I’ve been draggggggiiinnngggg my feet on a new desktop workstation. Waiting for the store to come back to truly make a decision but I think that I’m gonna go for a Studio. The hacker in me wants to build a beefy Linux workstation but the pragmatist in me wants a machine that just works. I think the Apple tax is worth it here.
I'm pretty certain you can buy yourself a Linux workstation that just works. ThreadRipper, ECC, NVidia proprietary drivers. Put Fedora on it. The trouble is leaving it alone and not messing with it after you get it going.
Ubuntu would probably work fine too, as any other well supported "big" distro. The reason for Fedora is more psychological, by choosing a "boring" distro one is less likely to be tempted to futz around with the config, etc. Which in my experience is now the primary source of Linux problems (as an over-experimenting user)
One option is to use macOS as Linux VM launcher.
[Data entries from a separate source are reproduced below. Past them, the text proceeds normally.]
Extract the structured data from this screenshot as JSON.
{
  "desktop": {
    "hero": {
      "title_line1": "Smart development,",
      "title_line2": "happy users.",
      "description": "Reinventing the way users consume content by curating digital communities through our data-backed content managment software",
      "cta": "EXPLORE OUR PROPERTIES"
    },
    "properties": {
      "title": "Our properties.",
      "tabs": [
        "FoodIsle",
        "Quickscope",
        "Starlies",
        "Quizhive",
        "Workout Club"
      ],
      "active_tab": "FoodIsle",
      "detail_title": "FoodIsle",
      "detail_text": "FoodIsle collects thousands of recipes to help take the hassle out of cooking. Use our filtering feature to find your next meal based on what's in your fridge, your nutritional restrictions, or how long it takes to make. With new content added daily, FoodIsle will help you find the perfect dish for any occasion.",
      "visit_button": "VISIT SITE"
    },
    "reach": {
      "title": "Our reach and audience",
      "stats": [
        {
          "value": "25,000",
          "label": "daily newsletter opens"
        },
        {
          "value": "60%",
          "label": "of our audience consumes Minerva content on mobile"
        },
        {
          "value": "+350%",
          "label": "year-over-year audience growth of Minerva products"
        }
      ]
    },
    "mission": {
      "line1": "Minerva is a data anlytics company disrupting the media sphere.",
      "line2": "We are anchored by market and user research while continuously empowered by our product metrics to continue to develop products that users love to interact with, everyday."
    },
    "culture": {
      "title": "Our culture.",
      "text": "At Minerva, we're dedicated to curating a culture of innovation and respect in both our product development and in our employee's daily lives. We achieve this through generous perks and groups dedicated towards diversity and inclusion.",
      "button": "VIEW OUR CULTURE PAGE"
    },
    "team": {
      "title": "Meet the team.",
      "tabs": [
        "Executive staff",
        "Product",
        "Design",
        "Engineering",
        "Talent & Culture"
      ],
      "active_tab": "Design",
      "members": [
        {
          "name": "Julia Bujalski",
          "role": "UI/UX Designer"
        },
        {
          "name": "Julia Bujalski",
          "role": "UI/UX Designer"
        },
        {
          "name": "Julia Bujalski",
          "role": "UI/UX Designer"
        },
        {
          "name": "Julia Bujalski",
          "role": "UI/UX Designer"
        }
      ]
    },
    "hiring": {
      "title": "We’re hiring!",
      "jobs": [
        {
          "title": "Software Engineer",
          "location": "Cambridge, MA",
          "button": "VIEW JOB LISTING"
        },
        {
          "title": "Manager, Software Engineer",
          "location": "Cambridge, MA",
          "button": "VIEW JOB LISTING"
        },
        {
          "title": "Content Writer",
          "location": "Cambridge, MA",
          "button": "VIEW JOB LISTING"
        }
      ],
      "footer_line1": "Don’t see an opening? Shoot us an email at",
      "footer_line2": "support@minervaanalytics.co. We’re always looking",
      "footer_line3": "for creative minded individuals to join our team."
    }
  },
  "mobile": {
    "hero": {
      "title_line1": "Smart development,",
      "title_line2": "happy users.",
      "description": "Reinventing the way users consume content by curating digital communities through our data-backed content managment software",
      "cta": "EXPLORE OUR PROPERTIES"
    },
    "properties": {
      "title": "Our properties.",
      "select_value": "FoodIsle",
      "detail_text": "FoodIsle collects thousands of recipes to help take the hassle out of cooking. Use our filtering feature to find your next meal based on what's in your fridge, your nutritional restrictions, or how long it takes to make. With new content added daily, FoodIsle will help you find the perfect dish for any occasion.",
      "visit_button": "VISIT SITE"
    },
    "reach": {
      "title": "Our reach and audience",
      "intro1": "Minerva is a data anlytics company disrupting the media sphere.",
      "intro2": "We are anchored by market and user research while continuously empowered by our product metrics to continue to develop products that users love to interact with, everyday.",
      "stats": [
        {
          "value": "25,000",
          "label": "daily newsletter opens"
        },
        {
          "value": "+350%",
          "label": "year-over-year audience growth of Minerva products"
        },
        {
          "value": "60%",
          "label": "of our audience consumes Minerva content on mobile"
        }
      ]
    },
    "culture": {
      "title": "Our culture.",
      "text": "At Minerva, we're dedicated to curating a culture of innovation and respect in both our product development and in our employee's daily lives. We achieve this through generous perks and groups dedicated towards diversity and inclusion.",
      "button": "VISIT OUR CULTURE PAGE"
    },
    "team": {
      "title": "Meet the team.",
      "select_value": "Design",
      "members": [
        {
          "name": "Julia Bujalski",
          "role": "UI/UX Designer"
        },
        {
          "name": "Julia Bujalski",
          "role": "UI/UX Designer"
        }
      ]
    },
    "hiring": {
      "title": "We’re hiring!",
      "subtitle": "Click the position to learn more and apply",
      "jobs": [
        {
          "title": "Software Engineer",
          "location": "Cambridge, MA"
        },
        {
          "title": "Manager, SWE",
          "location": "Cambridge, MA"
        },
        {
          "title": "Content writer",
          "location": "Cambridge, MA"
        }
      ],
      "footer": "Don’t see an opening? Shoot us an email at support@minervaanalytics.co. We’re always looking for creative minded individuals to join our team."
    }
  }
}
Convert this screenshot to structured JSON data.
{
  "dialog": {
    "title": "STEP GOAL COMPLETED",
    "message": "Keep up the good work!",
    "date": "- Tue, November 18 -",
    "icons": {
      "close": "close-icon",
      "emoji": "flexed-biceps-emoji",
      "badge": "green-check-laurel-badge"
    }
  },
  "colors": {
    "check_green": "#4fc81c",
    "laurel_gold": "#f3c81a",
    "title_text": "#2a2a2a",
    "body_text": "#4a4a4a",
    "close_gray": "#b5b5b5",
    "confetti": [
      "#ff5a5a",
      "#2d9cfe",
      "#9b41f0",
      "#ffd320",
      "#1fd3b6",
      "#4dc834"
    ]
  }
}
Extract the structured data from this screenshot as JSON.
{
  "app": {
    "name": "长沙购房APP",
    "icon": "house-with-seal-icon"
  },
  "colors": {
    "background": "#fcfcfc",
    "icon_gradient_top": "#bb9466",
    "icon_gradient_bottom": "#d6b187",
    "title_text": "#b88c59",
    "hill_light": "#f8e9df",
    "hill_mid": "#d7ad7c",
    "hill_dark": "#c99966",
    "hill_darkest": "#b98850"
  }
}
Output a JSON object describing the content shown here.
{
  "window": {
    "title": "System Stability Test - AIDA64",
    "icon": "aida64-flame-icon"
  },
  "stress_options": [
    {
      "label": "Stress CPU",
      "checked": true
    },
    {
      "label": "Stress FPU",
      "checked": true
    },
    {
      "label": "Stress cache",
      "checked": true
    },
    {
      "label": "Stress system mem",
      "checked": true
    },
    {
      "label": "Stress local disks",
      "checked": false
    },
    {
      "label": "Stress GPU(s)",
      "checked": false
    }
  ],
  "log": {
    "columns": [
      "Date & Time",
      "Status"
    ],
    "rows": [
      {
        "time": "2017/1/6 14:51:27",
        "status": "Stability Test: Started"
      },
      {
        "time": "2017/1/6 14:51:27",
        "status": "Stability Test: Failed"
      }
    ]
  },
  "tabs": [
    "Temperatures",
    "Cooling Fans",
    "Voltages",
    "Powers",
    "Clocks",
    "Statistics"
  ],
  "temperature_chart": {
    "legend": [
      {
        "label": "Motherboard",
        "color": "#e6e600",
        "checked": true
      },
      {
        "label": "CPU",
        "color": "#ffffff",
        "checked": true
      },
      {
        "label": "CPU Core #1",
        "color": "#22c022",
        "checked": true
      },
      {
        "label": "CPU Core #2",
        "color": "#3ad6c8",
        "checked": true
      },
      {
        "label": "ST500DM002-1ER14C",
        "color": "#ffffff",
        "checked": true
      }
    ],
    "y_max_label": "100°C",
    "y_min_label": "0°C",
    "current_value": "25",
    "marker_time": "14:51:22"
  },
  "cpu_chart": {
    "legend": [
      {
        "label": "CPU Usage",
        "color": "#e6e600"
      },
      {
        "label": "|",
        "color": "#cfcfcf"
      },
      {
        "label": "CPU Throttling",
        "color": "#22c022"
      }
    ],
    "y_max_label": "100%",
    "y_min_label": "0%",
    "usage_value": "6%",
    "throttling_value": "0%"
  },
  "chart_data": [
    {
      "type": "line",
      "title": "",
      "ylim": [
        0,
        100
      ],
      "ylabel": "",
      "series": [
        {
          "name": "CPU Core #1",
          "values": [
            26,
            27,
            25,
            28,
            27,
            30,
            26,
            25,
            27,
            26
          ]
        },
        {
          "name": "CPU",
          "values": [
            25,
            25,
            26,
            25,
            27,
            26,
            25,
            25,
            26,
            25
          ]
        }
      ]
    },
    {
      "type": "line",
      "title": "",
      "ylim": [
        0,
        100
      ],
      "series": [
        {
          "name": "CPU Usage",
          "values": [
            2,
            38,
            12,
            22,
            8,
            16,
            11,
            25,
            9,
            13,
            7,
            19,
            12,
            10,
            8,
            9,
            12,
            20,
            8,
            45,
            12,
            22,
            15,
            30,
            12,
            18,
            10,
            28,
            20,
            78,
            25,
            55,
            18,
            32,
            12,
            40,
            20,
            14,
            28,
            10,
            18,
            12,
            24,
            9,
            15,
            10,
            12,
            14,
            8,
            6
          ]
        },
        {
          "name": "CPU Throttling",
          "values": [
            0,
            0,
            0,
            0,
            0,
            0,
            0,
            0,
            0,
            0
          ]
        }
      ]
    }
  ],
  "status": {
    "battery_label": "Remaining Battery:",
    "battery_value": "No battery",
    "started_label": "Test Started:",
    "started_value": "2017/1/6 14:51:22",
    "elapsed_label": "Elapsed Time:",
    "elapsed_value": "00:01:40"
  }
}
You won't lose much computing power, you'll have perfect driver situation, you'll have x86 compatibility with Rosetta, you'll have VM versatility with disk snapshots.
I bought the prev generation for that kind of purpose, about 3 months ago. To get 2tb disk/128gb ram cost over $5k. Curious about new prices. The perf seemed good running 65b models but not 16bit. You need the ram and disk space, but the cost was astronomical.